70ème ANNIVERSAIRE DE LA LIBÉRATION DE LOUVIERS (1/2)

Publié le par la-petite-souris-normande.com

70ème ANNIVERSAIRE 

DE LA LIBÉRATION DE LOUVIERS

Allocution de

FRANÇOIS-XAVIER PRIOLLAUD

Maire de Louviers

Lundi 25 août 2014

(1/2)

PLL2.JPGMesdames et Messieurs,

C’était un vendredi. Les rues de Louviers étaient calmes ce matin du 25 août 1944. Quelques heures plus tard, notre ville allait pourtant se trouver au centre d’un immense mouvement des armées alliées, venues libérer notre territoire.

Cela fait 70 ans aujourd’hui.

Une patrouille américaine de reconnaissance arrive la première. Elle passe par la rue de l’hôtel de ville et poursuit rapidement sa route. Elle est suive par la 4e division blindée canadienne venue de la Haye Malherbe. Ce peloton stationne quelques heures à Louviers avant de se diriger vers Pont-de-l’Arche où se déroulent de sanglants combats en bordure de Seine et en lisière de la forêt de Bord.

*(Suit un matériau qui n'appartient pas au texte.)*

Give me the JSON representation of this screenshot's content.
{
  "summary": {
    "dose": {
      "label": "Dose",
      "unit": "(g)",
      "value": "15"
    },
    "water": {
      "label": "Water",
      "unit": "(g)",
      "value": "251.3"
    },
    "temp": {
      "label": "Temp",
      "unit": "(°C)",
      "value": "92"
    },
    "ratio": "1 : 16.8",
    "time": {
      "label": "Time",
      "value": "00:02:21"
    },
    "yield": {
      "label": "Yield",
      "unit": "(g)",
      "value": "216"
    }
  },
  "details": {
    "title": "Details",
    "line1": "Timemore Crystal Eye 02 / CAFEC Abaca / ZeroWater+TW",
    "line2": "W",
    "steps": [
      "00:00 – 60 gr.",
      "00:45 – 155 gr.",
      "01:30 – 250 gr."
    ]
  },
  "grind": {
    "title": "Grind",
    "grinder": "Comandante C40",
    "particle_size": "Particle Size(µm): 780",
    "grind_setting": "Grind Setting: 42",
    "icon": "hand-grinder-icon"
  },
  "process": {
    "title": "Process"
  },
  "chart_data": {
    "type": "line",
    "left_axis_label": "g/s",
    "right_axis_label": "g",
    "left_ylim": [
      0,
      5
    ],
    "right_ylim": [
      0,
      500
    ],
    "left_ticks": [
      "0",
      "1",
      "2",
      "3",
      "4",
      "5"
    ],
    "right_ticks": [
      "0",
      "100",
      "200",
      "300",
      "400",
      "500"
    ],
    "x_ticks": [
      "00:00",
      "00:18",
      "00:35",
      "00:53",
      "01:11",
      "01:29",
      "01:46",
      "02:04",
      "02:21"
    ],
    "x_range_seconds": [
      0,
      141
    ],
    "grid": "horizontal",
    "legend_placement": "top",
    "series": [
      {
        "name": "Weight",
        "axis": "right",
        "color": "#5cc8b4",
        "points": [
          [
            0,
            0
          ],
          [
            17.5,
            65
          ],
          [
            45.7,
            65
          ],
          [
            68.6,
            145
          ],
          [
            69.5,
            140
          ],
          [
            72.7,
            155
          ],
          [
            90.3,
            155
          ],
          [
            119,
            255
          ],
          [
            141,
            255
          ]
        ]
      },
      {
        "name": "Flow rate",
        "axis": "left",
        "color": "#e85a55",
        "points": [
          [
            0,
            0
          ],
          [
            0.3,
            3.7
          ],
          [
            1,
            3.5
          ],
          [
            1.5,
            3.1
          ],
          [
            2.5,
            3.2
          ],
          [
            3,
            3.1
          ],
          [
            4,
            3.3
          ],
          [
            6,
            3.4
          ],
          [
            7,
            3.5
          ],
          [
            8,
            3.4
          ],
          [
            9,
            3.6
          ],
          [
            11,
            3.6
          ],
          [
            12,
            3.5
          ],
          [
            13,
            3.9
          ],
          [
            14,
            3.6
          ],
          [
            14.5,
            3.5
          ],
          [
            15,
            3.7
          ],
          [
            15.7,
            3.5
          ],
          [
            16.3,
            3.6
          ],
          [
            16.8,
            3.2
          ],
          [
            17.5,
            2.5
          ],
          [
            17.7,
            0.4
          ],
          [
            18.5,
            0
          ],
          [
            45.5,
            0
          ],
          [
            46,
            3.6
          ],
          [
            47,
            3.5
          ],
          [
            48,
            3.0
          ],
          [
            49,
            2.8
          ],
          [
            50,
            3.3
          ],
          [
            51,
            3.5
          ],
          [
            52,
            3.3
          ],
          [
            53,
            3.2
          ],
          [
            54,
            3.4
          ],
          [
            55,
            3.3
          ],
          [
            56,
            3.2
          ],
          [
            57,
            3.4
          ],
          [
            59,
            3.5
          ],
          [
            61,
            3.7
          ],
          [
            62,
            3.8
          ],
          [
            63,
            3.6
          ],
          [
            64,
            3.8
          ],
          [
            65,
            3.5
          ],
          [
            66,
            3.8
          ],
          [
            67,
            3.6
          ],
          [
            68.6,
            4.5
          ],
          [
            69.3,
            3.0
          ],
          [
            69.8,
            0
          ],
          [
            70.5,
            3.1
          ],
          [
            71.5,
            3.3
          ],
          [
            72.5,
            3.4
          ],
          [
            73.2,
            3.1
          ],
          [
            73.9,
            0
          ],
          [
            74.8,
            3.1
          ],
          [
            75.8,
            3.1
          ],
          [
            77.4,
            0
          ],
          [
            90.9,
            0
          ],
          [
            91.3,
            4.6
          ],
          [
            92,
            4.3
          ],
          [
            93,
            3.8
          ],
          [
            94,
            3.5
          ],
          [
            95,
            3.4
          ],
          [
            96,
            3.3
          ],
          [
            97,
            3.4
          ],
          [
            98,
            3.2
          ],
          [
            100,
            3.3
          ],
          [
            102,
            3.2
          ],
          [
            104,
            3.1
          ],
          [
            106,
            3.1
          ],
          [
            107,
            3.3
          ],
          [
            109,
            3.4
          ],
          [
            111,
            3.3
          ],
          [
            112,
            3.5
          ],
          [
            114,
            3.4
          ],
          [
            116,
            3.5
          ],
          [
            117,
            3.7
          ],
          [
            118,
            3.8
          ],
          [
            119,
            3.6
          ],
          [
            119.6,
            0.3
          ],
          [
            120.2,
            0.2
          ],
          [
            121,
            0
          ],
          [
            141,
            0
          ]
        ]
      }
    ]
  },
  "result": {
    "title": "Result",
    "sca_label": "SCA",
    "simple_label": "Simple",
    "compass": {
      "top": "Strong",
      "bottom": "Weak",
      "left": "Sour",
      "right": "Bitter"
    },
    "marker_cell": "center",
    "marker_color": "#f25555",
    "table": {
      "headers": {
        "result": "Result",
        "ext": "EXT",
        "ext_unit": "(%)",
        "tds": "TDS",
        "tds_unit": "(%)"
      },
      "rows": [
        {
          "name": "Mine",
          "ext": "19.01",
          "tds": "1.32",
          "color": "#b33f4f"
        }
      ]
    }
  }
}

Deux avions allemands tenteront bien, en vain, de stopper l’avancée des alliés. Un dernier bombardement, place du Champ de ville, vient endeuiller la libération de Louviers. On déplore six nouvelles victime.

Leurs noms seront rappelés tout à l’heure avant la minute de silence qui suivra le dépôt de gerbes.

Dès le lendemain de ce vendredi 25 août, Louviers libérée sera affectée au secteur britannique de la 15e division écossaise.  Elle accueillera quelques semaines plus tard, le 8 octobre 1944, le Général de Gaulle et son ancien maire, Pierre Mendès-France.

Mesdames et Messieurs,

En commémorant aujourd’hui le 70e anniversaire de la Libération de Louviers, au surlendemain de celle d’Evreux, nous commémorons une délivrance et des comportements héroïques.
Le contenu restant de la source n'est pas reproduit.